At the end of the course students should

  • understand the principles of OOP;

  • be able to demonstrate good object-oriented programming skills in Java;

  • understand the capabilities and limitations of Java;

  • be able to describe, recognise, apply and implement selected design patterns in Java;

  • be familiar with common errors in Java and its associated libraries.

Recommended reading

No single text book covers all of the topics in this course. For those new to OOP, the best introductions are usually found in the introductory programming texts for OOP languages (such as Java, python or C++). Look for those that are for people new to programming rather than those that are designed for programmers transitioning between languages (the Deitel book is highlighted for this reason). The web is also a very useful resource -- look for Java tutorials.

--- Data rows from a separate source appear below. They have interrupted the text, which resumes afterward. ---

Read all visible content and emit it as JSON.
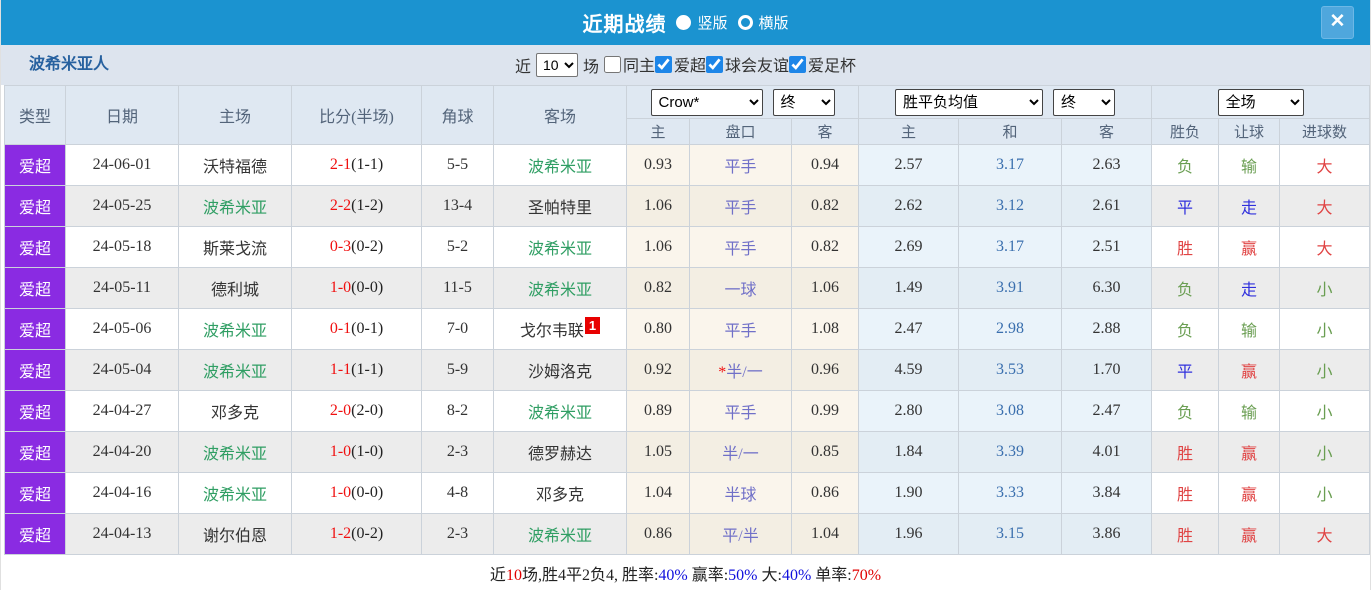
{
  "colors": {
    "titlebar_blue": "#1b93d0",
    "league_purple": "#8a2be2",
    "team_green": "#2f9e63",
    "score_red": "#f01010",
    "handicap_purple": "#7070c8",
    "draw_odds_blue": "#3a6fae",
    "win_red": "#e04444",
    "draw_blue": "#3030dd",
    "lose_green": "#6a9e52",
    "link_blue": "#1010dd",
    "highlight_red": "#e00000"
  },
  "titlebar": {
    "title": "近期战绩",
    "vertical_label": "竖版",
    "horizontal_label": "横版",
    "selected_layout": "竖版",
    "close_icon": "✕"
  },
  "filterbar": {
    "team_name": "波希米亚人",
    "near_label": "近",
    "match_count": "10",
    "matches_label": "场",
    "checkboxes": [
      {
        "label": "同主",
        "checked": false
      },
      {
        "label": "爱超",
        "checked": true
      },
      {
        "label": "球会友谊",
        "checked": true
      },
      {
        "label": "爱足杯",
        "checked": true
      }
    ]
  },
  "table": {
    "headers": {
      "league": "类型",
      "date": "日期",
      "home": "主场",
      "score": "比分(半场)",
      "corners": "角球",
      "away": "客场"
    },
    "sub": [
      "主",
      "盘口",
      "客",
      "主",
      "和",
      "客",
      "胜负",
      "让球",
      "进球数"
    ],
    "selects": {
      "company": "Crow*",
      "company_period": "终",
      "average": "胜平负均值",
      "average_period": "终",
      "scope": "全场"
    },
    "rows": [
      {
        "league": "爱超",
        "date": "24-06-01",
        "home": {
          "name": "沃特福德",
          "is_team": false
        },
        "score": {
          "full": "2-1",
          "half": "(1-1)"
        },
        "corners": "5-5",
        "away": {
          "name": "波希米亚",
          "is_team": true,
          "badge": ""
        },
        "asian": {
          "home": "0.93",
          "line": "平手",
          "star": false,
          "away": "0.94"
        },
        "europe": {
          "home": "2.57",
          "draw": "3.17",
          "away": "2.63"
        },
        "outcome": {
          "text": "负",
          "color": "green"
        },
        "handicap_result": {
          "text": "输",
          "color": "green"
        },
        "goals": {
          "text": "大",
          "color": "red"
        }
      },
      {
        "league": "爱超",
        "date": "24-05-25",
        "home": {
          "name": "波希米亚",
          "is_team": true
        },
        "score": {
          "full": "2-2",
          "half": "(1-2)"
        },
        "corners": "13-4",
        "away": {
          "name": "圣帕特里",
          "is_team": false,
          "badge": ""
        },
        "asian": {
          "home": "1.06",
          "line": "平手",
          "star": false,
          "away": "0.82"
        },
        "europe": {
          "home": "2.62",
          "draw": "3.12",
          "away": "2.61"
        },
        "outcome": {
          "text": "平",
          "color": "blue"
        },
        "handicap_result": {
          "text": "走",
          "color": "blue"
        },
        "goals": {
          "text": "大",
          "color": "red"
        }
      },
      {
        "league": "爱超",
        "date": "24-05-18",
        "home": {
          "name": "斯莱戈流",
          "is_team": false
        },
        "score": {
          "full": "0-3",
          "half": "(0-2)"
        },
        "corners": "5-2",
        "away": {
          "name": "波希米亚",
          "is_team": true,
          "badge": ""
        },
        "asian": {
          "home": "1.06",
          "line": "平手",
          "star": false,
          "away": "0.82"
        },
        "europe": {
          "home": "2.69",
          "draw": "3.17",
          "away": "2.51"
        },
        "outcome": {
          "text": "胜",
          "color": "red"
        },
        "handicap_result": {
          "text": "赢",
          "color": "red"
        },
        "goals": {
          "text": "大",
          "color": "red"
        }
      },
      {
        "league": "爱超",
        "date": "24-05-11",
        "home": {
          "name": "德利城",
          "is_team": false
        },
        "score": {
          "full": "1-0",
          "half": "(0-0)"
        },
        "corners": "11-5",
        "away": {
          "name": "波希米亚",
          "is_team": true,
          "badge": ""
        },
        "asian": {
          "home": "0.82",
          "line": "一球",
          "star": false,
          "away": "1.06"
        },
        "europe": {
          "home": "1.49",
          "draw": "3.91",
          "away": "6.30"
        },
        "outcome": {
          "text": "负",
          "color": "green"
        },
        "handicap_result": {
          "text": "走",
          "color": "blue"
        },
        "goals": {
          "text": "小",
          "color": "green"
        }
      },
      {
        "league": "爱超",
        "date": "24-05-06",
        "home": {
          "name": "波希米亚",
          "is_team": true
        },
        "score": {
          "full": "0-1",
          "half": "(0-1)"
        },
        "corners": "7-0",
        "away": {
          "name": "戈尔韦联",
          "is_team": false,
          "badge": "1"
        },
        "asian": {
          "home": "0.80",
          "line": "平手",
          "star": false,
          "away": "1.08"
        },
        "europe": {
          "home": "2.47",
          "draw": "2.98",
          "away": "2.88"
        },
        "outcome": {
          "text": "负",
          "color": "green"
        },
        "handicap_result": {
          "text": "输",
          "color": "green"
        },
        "goals": {
          "text": "小",
          "color": "green"
        }
      },
      {
        "league": "爱超",
        "date": "24-05-04",
        "home": {
          "name": "波希米亚",
          "is_team": true
        },
        "score": {
          "full": "1-1",
          "half": "(1-1)"
        },
        "corners": "5-9",
        "away": {
          "name": "沙姆洛克",
          "is_team": false,
          "badge": ""
        },
        "asian": {
          "home": "0.92",
          "line": "半/一",
          "star": true,
          "away": "0.96"
        },
        "europe": {
          "home": "4.59",
          "draw": "3.53",
          "away": "1.70"
        },
        "outcome": {
          "text": "平",
          "color": "blue"
        },
        "handicap_result": {
          "text": "赢",
          "color": "red"
        },
        "goals": {
          "text": "小",
          "color": "green"
        }
      },
      {
        "league": "爱超",
        "date": "24-04-27",
        "home": {
          "name": "邓多克",
          "is_team": false
        },
        "score": {
          "full": "2-0",
          "half": "(2-0)"
        },
        "corners": "8-2",
        "away": {
          "name": "波希米亚",
          "is_team": true,
          "badge": ""
        },
        "asian": {
          "home": "0.89",
          "line": "平手",
          "star": false,
          "away": "0.99"
        },
        "europe": {
          "home": "2.80",
          "draw": "3.08",
          "away": "2.47"
        },
        "outcome": {
          "text": "负",
          "color": "green"
        },
        "handicap_result": {
          "text": "输",
          "color": "green"
        },
        "goals": {
          "text": "小",
          "color": "green"
        }
      },
      {
        "league": "爱超",
        "date": "24-04-20",
        "home": {
          "name": "波希米亚",
          "is_team": true
        },
        "score": {
          "full": "1-0",
          "half": "(1-0)"
        },
        "corners": "2-3",
        "away": {
          "name": "德罗赫达",
          "is_team": false,
          "badge": ""
        },
        "asian": {
          "home": "1.05",
          "line": "半/一",
          "star": false,
          "away": "0.85"
        },
        "europe": {
          "home": "1.84",
          "draw": "3.39",
          "away": "4.01"
        },
        "outcome": {
          "text": "胜",
          "color": "red"
        },
        "handicap_result": {
          "text": "赢",
          "color": "red"
        },
        "goals": {
          "text": "小",
          "color": "green"
        }
      },
      {
        "league": "爱超",
        "date": "24-04-16",
        "home": {
          "name": "波希米亚",
          "is_team": true
        },
        "score": {
          "full": "1-0",
          "half": "(0-0)"
        },
        "corners": "4-8",
        "away": {
          "name": "邓多克",
          "is_team": false,
          "badge": ""
        },
        "asian": {
          "home": "1.04",
          "line": "半球",
          "star": false,
          "away": "0.86"
        },
        "europe": {
          "home": "1.90",
          "draw": "3.33",
          "away": "3.84"
        },
        "outcome": {
          "text": "胜",
          "color": "red"
        },
        "handicap_result": {
          "text": "赢",
          "color": "red"
        },
        "goals": {
          "text": "小",
          "color": "green"
        }
      },
      {
        "league": "爱超",
        "date": "24-04-13",
        "home": {
          "name": "谢尔伯恩",
          "is_team": false
        },
        "score": {
          "full": "1-2",
          "half": "(0-2)"
        },
        "corners": "2-3",
        "away": {
          "name": "波希米亚",
          "is_team": true,
          "badge": ""
        },
        "asian": {
          "home": "0.86",
          "line": "平/半",
          "star": false,
          "away": "1.04"
        },
        "europe": {
          "home": "1.96",
          "draw": "3.15",
          "away": "3.86"
        },
        "outcome": {
          "text": "胜",
          "color": "red"
        },
        "handicap_result": {
          "text": "赢",
          "color": "red"
        },
        "goals": {
          "text": "大",
          "color": "red"
        }
      }
    ]
  },
  "footer": {
    "segments": [
      {
        "text": "近",
        "color": "default"
      },
      {
        "text": "10",
        "color": "red"
      },
      {
        "text": "场,胜4平2负4, 胜率:",
        "color": "default"
      },
      {
        "text": "40%",
        "color": "blue"
      },
      {
        "text": " 赢率:",
        "color": "default"
      },
      {
        "text": "50%",
        "color": "blue"
      },
      {
        "text": " 大:",
        "color": "default"
      },
      {
        "text": "40%",
        "color": "blue"
      },
      {
        "text": " 单率:",
        "color": "default"
      },
      {
        "text": "70%",
        "color": "red"
      }
    ]
  }
}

* Deitel, H.M. & Deitel, P.J. (2009). Java: How to Program. Prentice Hall (8th ed.).
Flanagan, D. (2005). Java in a nutshell : a desktop quick reference. O’Reilly (5th ed.).
Flanagan, D. (2004). Java examples in a nutshell : a tutorial companion to Java in a nutshell. O’Reilly (3rd ed.).
Gamma, E., Helm, R., Johnson, R. & Vlissides, A. (1995). Design patterns: elements of reusable object-oriented software. Addison-Wesley.
Bloch, J. & Gafter, N. (2005). Java puzzlers. Addison-Wesley.